Can anyone think of any ways to collect data on just how big AWS really is? So far it seems like everyone is just trying to infer based on the "other" line of their revenues and anecdotes from the cloud community.
If we could somehow collect information on the power usage of their data centers i think that would be the most accurate measure. You might be able to do that by using a thermo camera to determine how much heat is dissipated by their cooling systems.
If we could generate random IP samplings by crawling, and if the IP addresses are linearly incremented, then we would have a problem analogous to the German tank problem (http://en.wikipedia.org/wiki/German_tank_problem) allowing us to compute the minimum variance estimate of the total number of IPs from a random sampling as: max(IPs observed)*(1+(number of IPs observed)^-1)-1.
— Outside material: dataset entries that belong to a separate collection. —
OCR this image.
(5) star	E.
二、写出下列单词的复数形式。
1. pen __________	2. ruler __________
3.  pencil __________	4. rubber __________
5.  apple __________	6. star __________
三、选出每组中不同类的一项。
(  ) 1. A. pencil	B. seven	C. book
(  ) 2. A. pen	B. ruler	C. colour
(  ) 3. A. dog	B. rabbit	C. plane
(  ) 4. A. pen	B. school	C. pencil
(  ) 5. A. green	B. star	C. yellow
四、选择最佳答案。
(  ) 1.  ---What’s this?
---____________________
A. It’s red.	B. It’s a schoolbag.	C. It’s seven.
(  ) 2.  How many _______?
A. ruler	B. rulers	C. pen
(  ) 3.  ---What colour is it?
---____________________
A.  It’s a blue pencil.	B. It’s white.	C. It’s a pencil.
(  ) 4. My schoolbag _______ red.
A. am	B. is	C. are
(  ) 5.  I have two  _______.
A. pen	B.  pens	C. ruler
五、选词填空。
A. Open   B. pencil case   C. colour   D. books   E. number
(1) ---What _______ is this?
Their servers send an indication in the http headers:
Server: Apache/2.2.21 (Amazon)
I guess you'd need to crawl the web and look for those headers. Or maybe you could look at IP addresses? It would certainly be difficult to do with any kind of accuracy but you could probably get some decent estimates if your sample size was large enough.
Very large numbers of Amazon servers are used for something else than cranking out HTTP pages. Expect a lot of them to be crunching numbers for bio-informatics problems, physics simulations and so on. That's why there is a CUDA enabled instance.
Rendering web pages is actually one of the worst use cases for Amazon from a bang-for-the-buck perspective, especially when you factor in bandwidth.
When people are building 30,000 core compute clusters [1] on EC2 - presumably with zero publicly available web servers, I'd be very interested in any methodology that provides reasonable estimates of revenue based on public web servers.
I don't know where you got that header; S3 returns Server: AmazonS3 and http://aws.amazon.com returns Server: Server. I would suspect a lot of their backend services use custom HTTP servers, and maybe a small handful actually use apache. Moreover you'll be completely missing backend servers that have no public IP at all...
I haven't used AWS in a while. Is there a pattern to the AWS IP addresses? (e.g. are they using a set of specific blocks? ...that seems too simple). The other interesting data point would be how much AWS resource is consumed by Amazon itself. I understand that they have been moving big pieces of infrastructure onto AWS over the past couple years.
(You probably have to have showdead on to see me because I'm hellbanned. I've emailled pg to try and get this fixed, and had no response. If you happen to see this, please check my comment history to realise that I'm not at all a troll, and consider upvoting me on the offchance it will get my account back into positive karma land. Thanks!)